On the national level, HUD is celebrating the program. “We are pleased to announce that over 35,000 households have been averted from homelessness and have successfully leased their own rental housing thanks to our Emergency Housing Voucher Program” said HUD Secretary Marcia L. Fudge in an October press release. Further, the release says, EHV is getting people into homes faster than any other comparable federal housing voucher.
There are substantive differences, though, between EHV and the other programs. In the regular housing voucher program, there’s not the same push to issue housing vouchers quickly. In fact, the Stanislaus Regional Housing Authority has decided in most cases not to issue regular vouchers because of the lack of housing supply, said Gonzales. HUD data confirm that no one in the eight-county region is currently searching for housing with a regular voucher.

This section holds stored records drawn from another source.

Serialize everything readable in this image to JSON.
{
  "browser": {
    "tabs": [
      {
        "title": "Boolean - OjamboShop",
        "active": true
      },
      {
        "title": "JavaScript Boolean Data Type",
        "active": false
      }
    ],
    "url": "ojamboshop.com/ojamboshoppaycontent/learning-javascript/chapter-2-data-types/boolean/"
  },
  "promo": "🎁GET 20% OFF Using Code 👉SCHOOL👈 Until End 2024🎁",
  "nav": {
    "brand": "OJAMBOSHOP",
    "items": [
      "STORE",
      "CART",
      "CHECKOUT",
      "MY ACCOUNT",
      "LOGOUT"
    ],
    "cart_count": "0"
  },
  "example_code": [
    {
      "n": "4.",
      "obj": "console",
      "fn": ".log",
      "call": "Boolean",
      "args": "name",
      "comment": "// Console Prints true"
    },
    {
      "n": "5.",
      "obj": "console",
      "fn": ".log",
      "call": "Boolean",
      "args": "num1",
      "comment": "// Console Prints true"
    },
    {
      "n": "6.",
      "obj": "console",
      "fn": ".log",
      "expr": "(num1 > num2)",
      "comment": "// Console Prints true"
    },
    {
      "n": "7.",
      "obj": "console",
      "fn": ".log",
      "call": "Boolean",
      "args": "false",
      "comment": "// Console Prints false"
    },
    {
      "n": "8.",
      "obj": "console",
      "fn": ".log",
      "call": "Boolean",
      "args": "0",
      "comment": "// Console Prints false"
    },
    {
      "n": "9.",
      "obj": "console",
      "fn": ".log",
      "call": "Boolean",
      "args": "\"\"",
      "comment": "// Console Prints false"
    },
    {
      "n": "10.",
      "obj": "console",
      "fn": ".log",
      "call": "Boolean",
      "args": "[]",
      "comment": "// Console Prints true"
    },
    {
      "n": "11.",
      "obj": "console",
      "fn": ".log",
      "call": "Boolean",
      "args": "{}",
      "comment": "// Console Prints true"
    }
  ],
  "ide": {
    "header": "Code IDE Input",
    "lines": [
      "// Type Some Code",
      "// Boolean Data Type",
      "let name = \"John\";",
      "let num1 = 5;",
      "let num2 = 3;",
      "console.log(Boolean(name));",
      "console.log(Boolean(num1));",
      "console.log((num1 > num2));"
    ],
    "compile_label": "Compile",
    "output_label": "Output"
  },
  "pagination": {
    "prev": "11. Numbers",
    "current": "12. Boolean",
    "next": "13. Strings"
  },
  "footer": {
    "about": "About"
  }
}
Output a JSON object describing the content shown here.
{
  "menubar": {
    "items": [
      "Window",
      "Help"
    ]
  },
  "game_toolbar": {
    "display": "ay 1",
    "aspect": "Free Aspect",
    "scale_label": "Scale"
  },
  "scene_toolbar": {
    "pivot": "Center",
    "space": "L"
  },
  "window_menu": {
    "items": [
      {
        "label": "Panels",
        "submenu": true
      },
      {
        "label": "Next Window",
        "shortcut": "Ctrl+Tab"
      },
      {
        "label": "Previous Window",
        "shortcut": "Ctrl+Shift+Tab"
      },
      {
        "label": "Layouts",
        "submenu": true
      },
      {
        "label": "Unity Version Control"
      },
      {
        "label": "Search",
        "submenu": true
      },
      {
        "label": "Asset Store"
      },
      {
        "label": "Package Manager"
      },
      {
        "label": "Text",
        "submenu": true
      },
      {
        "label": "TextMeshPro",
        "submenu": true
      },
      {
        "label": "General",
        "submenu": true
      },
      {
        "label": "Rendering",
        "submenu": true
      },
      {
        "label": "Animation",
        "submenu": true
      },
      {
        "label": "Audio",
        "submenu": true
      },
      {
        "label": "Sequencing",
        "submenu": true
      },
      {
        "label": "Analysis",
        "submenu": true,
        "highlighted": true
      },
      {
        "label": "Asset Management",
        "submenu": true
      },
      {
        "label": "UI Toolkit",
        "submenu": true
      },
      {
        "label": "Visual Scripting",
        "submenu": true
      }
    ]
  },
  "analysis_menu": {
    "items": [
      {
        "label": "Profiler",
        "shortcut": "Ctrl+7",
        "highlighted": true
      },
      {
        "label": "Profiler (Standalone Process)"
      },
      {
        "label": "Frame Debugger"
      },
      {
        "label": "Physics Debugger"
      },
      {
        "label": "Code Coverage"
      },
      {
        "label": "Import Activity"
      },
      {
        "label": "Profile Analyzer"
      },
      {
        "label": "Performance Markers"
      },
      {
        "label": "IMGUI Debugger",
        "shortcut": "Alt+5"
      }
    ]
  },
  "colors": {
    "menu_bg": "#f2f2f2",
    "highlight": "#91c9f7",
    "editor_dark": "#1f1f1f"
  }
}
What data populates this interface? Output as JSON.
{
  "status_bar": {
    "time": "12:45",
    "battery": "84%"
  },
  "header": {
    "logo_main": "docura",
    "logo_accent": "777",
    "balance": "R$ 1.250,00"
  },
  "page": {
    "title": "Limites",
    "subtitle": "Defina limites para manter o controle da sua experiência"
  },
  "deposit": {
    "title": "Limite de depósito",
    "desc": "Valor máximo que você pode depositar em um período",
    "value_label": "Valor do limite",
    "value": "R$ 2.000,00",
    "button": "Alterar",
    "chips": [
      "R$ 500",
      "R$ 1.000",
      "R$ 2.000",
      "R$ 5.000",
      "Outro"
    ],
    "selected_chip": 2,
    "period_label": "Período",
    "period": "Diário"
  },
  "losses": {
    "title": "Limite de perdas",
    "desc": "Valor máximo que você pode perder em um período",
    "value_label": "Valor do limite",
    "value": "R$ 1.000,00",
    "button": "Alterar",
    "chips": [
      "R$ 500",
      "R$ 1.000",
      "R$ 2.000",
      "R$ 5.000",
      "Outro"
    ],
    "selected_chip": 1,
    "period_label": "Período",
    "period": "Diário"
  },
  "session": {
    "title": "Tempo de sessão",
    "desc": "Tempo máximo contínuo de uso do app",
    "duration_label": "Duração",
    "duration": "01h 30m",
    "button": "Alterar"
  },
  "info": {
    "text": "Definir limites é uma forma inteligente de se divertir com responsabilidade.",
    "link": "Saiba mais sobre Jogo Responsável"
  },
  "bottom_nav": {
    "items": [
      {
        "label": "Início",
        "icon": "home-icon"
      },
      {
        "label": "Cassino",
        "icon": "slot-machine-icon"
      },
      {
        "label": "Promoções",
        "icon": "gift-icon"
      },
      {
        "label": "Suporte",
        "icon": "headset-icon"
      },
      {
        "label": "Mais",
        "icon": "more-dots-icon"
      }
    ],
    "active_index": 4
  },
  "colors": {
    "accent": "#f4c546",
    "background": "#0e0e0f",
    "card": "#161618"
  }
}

Given the lack of supply, Gonzales added that when the housing authority does issue regular vouchers, it gives preference to people who are housed but struggling to pay for rent. She encouraged anyone who meets that criteria and the income requirements to apply.
Other communities struggling
The Stanislaus Regional Housing Authority is just one of many agencies across the state struggling to roll out the emergency vouchers. In Fresno, 27 people have secured housing through the emergency voucher program while 91 people are out searching. According to HUD data, the city has yet to reissue an additional 46 vouchers that expired after homeless individuals or domestic violence survivors failed to find housing.
HUD reports show that the county of Sacramento is roughly on par with Stanislaus County, having secured homes for just over a third of voucher holders.
In terms of reducing homelessness, the challenge is even greater. If all 200 vouchers were used this year in Stanislaus County, it would reduce the homeless population by roughly 11%.
“It’s just a very challenging population to help because there’s so many obstacles,” Gonzales said.